We noticed that the Horizontal scalability is not implemented (the multi-worker strategy doesn't work when we call strategy.run(adapt, data). For example, in Normalization, it simply assign the merged mean and variance per replica to the new value, without any synchronization. So we are currently doing experiments to add horizontal scalability into the preprocessing layer. Before we are doing that we would like to
- make sure there is no duplicated effort: do you have planning to add Horizontal scalability of KPL in the later version, or are you working on it?
- in the future if we have some updates we can share the pull request to make sure our design is meeting the open source requirements.
Hi! Thanks for filing, sorry for the delay here.
Do you have an idea of how much horizontal scaling you would need? What's your use case/data size?
We talked about this extensively on the TF team, and the conclusions we came to...
- For true multi-worker scaling of dataset analysis,
tf.distributeis not a great fit. When you are distributing a training job you usually want a lot of very expensive accelerators, but when distributing analysis before training you often just want a lot of CPU compute.
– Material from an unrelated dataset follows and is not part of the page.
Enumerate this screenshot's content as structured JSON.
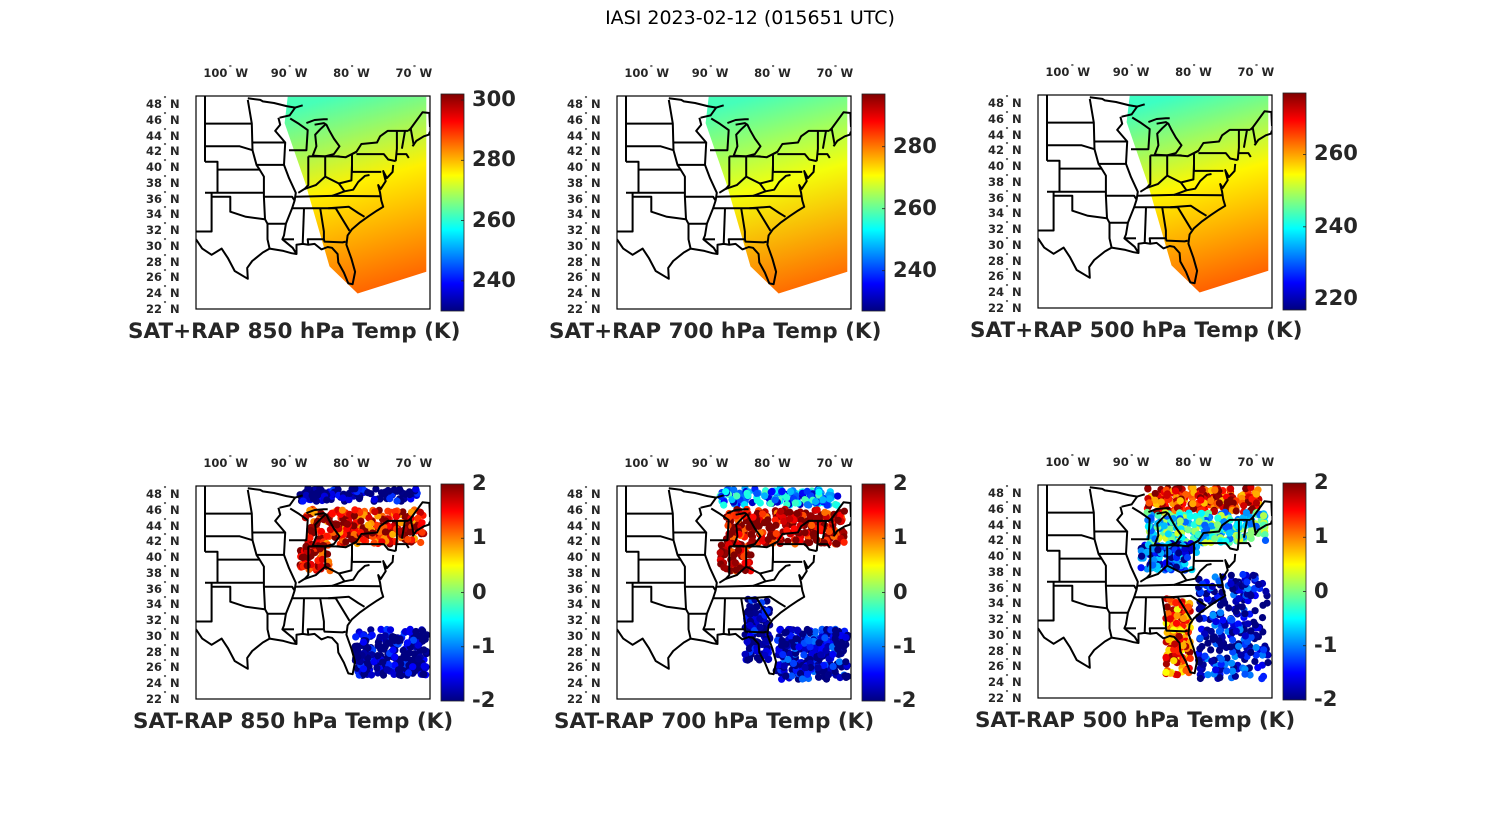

We didn't want to make a square peg fit a round hole, and decided that using something like tensorflow transform, which is backed by apache beam, is the best solution when your dataset analysis needs are truly massive. - For a lot of real world dataset analysis, though, we suspect that people don't really need a whole fleet of machines. A fairly large dataset can fit on a single machine. In these cases, we did want to make adapt multi-processed. So if you are developing on a machine with a ton of CPU cores sitting around, you could very quickly take a pass over your data to adapt. We think this would scale to a lot of fairly large use cases quite effectively, but haven't had the bandwidth to prioritize this work.
Let me know if that makes sense!
tl;dr If you adapt() needs are really big (e.g. you dataset won't even fit on a single machine), take a look at tensorflow transform.
Thanks @mattdangerw for the detailed explanation and the discussion. TensorFlow Transform is also one of the solution we are currently exploring to deal with large scale in-model preprocessing solution. We will look into it and see if it fits our need. Thanks!